Let $f(x)$ be a polynomial in $x$ and let $a, b$ be two real numbers where $a \neq b$ Show that if $f(x)$ is divided by $(x-a)(x-b)$ then the remainder is $\frac{(x-a) f(b)-(x-b) f(a)}{b-a}$
MY APPROACH:- Let $Q(x)$ be quotient so that :
$(x-a)(x-b)Q(x)+{ Remainder }=f(x)$
L.H.S, $(x-a)(x-b) \cdot a(x)+ \cfrac{(x-a)f(b)-(x-b) f(b)}{b-a}$
So if we take $x=a$ :
$ \text { Remainder }=\left.f(x)\right|_{x=a} $
$0+\frac{0-(x-b) f(b)}{(b-a)}=f(a) \\ f(b)=\frac{-(b-a) f(a)}{(x-b)}=\frac{(a-b){f}(a)}{x-b}$
again if we take $x=b,$ then $0+\frac{(x-a) f(b)}{b-a}=f(b)$
Substituting, $f(b)$ value in the equation then $\frac{(x-a) f(b)}{b-a}=\frac{(a-b) f(a)}{x-b}$
I think you have the right idea but have not set out your argument very clearly; it looks as if you assume your conclusion about half way through.
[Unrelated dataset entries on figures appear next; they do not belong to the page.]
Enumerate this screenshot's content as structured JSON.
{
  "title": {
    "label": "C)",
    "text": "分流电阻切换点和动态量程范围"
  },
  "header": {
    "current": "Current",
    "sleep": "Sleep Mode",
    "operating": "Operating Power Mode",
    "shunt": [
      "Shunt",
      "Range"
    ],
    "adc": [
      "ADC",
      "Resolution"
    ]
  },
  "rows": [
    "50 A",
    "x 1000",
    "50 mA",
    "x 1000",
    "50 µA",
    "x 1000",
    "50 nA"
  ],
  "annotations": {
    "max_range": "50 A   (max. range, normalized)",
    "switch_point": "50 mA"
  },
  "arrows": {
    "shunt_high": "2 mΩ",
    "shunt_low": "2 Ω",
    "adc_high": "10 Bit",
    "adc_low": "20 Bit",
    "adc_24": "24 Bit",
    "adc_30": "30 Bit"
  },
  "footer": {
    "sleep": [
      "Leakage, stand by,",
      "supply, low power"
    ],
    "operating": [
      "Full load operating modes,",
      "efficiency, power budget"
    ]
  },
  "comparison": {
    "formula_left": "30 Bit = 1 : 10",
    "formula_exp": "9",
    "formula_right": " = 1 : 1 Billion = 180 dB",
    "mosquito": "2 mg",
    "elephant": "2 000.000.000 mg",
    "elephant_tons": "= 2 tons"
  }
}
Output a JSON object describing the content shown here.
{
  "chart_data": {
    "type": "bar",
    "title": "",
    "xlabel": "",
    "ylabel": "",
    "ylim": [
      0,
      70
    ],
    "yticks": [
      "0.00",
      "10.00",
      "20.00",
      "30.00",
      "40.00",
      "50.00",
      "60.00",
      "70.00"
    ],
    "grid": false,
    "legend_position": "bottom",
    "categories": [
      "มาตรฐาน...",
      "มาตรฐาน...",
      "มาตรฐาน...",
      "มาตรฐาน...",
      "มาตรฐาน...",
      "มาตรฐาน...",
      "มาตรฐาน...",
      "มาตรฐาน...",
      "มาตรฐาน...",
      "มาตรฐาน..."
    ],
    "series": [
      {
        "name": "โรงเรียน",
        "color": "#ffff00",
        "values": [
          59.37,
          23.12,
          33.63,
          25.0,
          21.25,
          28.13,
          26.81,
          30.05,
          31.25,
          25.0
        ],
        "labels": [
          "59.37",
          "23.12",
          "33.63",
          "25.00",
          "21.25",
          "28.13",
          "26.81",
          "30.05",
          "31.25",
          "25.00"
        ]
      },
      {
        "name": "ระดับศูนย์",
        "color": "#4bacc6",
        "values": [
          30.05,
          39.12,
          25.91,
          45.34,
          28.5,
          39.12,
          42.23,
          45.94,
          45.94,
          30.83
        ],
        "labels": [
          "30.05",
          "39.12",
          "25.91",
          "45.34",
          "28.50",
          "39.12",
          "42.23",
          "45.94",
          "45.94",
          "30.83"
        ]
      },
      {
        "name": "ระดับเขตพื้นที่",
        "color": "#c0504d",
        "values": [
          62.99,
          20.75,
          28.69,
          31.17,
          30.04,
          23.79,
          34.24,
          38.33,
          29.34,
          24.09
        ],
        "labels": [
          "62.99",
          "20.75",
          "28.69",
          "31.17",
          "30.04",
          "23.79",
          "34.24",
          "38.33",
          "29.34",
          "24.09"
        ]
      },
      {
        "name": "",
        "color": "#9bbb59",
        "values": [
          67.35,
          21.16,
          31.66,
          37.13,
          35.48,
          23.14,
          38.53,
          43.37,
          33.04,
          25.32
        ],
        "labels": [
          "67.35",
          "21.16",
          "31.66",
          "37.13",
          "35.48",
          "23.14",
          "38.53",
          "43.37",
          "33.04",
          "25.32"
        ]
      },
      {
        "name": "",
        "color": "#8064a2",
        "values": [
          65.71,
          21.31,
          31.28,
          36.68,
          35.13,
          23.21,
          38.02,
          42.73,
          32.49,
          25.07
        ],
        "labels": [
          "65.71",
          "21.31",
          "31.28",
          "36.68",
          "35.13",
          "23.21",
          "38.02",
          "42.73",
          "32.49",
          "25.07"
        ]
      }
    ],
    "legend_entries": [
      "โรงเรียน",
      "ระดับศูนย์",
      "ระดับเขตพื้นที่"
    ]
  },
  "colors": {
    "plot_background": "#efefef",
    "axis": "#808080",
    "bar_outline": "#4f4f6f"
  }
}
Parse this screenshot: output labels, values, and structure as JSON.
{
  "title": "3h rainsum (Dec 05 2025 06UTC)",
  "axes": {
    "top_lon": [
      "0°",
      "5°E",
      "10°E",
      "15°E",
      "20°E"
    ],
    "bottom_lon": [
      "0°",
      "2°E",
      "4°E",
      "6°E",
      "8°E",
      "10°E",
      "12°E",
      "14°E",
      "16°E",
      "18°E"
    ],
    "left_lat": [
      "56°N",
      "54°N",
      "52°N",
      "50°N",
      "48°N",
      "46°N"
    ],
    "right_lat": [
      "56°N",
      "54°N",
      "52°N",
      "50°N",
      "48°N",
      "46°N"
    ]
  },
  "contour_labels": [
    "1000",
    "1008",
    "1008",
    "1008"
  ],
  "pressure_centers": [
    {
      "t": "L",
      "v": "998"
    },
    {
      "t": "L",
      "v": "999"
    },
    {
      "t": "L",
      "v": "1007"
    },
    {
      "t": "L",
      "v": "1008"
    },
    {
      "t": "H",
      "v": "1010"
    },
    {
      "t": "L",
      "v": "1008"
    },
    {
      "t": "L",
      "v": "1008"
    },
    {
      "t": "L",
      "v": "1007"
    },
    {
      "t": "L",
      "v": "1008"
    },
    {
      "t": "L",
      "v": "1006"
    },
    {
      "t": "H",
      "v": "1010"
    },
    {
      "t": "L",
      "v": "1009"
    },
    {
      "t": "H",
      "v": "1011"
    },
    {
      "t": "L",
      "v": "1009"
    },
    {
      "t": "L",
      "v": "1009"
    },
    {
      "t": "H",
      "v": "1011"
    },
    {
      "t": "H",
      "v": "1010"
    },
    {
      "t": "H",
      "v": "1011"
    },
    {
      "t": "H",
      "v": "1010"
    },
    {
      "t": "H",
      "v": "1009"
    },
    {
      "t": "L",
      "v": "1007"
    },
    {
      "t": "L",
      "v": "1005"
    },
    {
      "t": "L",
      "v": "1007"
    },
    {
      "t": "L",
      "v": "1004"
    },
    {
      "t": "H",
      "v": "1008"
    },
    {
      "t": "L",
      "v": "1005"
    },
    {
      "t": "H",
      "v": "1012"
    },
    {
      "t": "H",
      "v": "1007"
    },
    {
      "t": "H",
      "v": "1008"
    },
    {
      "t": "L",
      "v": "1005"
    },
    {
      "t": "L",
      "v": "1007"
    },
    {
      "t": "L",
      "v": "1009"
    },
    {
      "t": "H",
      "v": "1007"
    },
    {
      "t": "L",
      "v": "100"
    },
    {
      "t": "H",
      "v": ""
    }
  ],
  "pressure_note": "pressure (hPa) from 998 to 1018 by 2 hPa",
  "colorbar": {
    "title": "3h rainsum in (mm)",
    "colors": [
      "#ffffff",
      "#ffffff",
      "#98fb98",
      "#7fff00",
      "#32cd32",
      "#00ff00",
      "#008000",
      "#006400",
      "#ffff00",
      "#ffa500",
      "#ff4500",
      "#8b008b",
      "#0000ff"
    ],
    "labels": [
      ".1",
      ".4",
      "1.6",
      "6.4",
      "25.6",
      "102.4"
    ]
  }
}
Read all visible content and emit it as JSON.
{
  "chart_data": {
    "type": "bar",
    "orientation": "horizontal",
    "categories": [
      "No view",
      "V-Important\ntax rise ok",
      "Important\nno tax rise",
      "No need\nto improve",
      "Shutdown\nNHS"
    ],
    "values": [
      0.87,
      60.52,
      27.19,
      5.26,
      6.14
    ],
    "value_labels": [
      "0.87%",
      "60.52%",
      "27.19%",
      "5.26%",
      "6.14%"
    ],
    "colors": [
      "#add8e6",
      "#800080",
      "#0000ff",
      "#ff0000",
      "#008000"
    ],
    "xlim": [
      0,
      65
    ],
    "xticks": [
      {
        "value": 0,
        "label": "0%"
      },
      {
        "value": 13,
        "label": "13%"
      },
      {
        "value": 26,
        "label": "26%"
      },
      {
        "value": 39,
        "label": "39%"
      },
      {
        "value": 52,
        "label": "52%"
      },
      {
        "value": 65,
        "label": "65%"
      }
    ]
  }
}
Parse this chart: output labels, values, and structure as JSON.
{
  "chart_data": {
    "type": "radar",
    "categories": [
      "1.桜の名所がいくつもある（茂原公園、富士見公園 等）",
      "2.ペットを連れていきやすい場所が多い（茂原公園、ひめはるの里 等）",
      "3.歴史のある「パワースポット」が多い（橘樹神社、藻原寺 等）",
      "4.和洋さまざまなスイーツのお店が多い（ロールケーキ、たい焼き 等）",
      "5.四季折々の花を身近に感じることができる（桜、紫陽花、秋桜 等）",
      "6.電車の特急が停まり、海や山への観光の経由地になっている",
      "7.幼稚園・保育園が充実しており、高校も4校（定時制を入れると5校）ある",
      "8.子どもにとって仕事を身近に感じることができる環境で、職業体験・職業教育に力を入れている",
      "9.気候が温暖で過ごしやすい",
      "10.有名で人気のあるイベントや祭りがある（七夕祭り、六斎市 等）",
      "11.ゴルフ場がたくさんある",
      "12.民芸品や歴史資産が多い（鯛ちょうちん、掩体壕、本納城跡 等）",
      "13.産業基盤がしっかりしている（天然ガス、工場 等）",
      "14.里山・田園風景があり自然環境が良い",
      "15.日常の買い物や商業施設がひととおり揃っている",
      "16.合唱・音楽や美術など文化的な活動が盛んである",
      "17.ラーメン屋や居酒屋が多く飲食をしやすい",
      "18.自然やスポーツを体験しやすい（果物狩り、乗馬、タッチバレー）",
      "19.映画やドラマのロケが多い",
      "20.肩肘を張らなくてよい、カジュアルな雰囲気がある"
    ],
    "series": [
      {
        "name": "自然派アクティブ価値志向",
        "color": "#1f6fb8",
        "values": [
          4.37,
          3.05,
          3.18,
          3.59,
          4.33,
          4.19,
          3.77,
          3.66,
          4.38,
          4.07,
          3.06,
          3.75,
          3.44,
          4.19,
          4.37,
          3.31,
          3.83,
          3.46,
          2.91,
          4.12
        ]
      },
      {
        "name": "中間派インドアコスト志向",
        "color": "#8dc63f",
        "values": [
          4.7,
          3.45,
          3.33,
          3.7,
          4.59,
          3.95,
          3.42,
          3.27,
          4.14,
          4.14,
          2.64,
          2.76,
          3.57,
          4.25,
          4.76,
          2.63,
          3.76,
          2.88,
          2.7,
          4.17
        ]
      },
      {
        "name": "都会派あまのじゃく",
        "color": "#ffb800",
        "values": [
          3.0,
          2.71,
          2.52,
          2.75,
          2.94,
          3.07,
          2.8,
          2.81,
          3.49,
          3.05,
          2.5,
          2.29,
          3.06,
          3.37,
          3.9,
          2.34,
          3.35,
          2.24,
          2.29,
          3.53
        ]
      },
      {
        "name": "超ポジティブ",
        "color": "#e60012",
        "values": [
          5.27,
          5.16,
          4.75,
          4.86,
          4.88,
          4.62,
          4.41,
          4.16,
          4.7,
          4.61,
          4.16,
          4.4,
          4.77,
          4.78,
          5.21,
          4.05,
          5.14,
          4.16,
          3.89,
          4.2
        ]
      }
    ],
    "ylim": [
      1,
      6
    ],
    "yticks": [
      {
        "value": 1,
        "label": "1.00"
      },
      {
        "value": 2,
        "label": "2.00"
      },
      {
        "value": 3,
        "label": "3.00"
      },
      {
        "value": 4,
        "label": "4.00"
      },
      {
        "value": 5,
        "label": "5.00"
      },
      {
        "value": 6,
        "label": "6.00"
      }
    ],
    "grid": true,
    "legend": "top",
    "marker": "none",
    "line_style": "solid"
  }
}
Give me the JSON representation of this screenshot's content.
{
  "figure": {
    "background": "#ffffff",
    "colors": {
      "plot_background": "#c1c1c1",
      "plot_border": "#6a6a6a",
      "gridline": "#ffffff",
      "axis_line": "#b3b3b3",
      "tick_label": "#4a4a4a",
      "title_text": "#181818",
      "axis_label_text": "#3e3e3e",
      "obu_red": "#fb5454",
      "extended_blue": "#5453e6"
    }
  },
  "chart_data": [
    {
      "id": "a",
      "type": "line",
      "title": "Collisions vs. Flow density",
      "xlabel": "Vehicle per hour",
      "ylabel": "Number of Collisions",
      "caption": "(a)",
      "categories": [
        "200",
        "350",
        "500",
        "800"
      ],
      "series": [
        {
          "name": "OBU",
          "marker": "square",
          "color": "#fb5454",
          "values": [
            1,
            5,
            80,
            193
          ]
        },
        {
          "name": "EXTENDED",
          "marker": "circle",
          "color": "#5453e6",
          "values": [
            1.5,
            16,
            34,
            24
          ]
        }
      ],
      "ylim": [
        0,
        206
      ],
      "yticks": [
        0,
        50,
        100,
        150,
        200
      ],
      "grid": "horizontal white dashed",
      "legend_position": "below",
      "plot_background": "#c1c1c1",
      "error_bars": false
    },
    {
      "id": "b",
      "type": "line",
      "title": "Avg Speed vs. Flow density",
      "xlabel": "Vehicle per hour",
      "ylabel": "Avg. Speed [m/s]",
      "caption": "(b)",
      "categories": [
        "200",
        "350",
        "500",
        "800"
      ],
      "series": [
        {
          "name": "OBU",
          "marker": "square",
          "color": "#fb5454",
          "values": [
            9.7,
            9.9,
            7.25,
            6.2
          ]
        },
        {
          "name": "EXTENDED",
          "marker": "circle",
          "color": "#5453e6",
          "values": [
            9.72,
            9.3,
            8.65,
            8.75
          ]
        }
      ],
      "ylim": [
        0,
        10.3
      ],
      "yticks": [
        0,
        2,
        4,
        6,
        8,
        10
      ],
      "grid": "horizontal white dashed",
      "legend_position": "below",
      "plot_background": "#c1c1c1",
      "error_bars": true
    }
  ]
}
A better lay out might be:
When dividing $f(x)$ by $(x-a)(x-b)$ you obtain, $$ f(x) = (x-a)(x-b) q(x) + r(x) $$ where $r(x)$ is a polynomial of degree one or less. Thus $r(x) = \alpha x + \beta$ for values $\alpha$ and $\beta$.
Then substitute the value $x=a$ and $x=b$ in turn to derive, $$ f(a) = r(a) = \alpha a + \beta, \quad f(b) = r(b) = \alpha b + \beta. $$ You an now solve for $\alpha$ and $\beta$ giving the result you wanted, $$\alpha =\frac{f(b)-f(a)}{b-a} \text{ and } \beta = \frac{bf(a) - af(b)}{b-a}. $$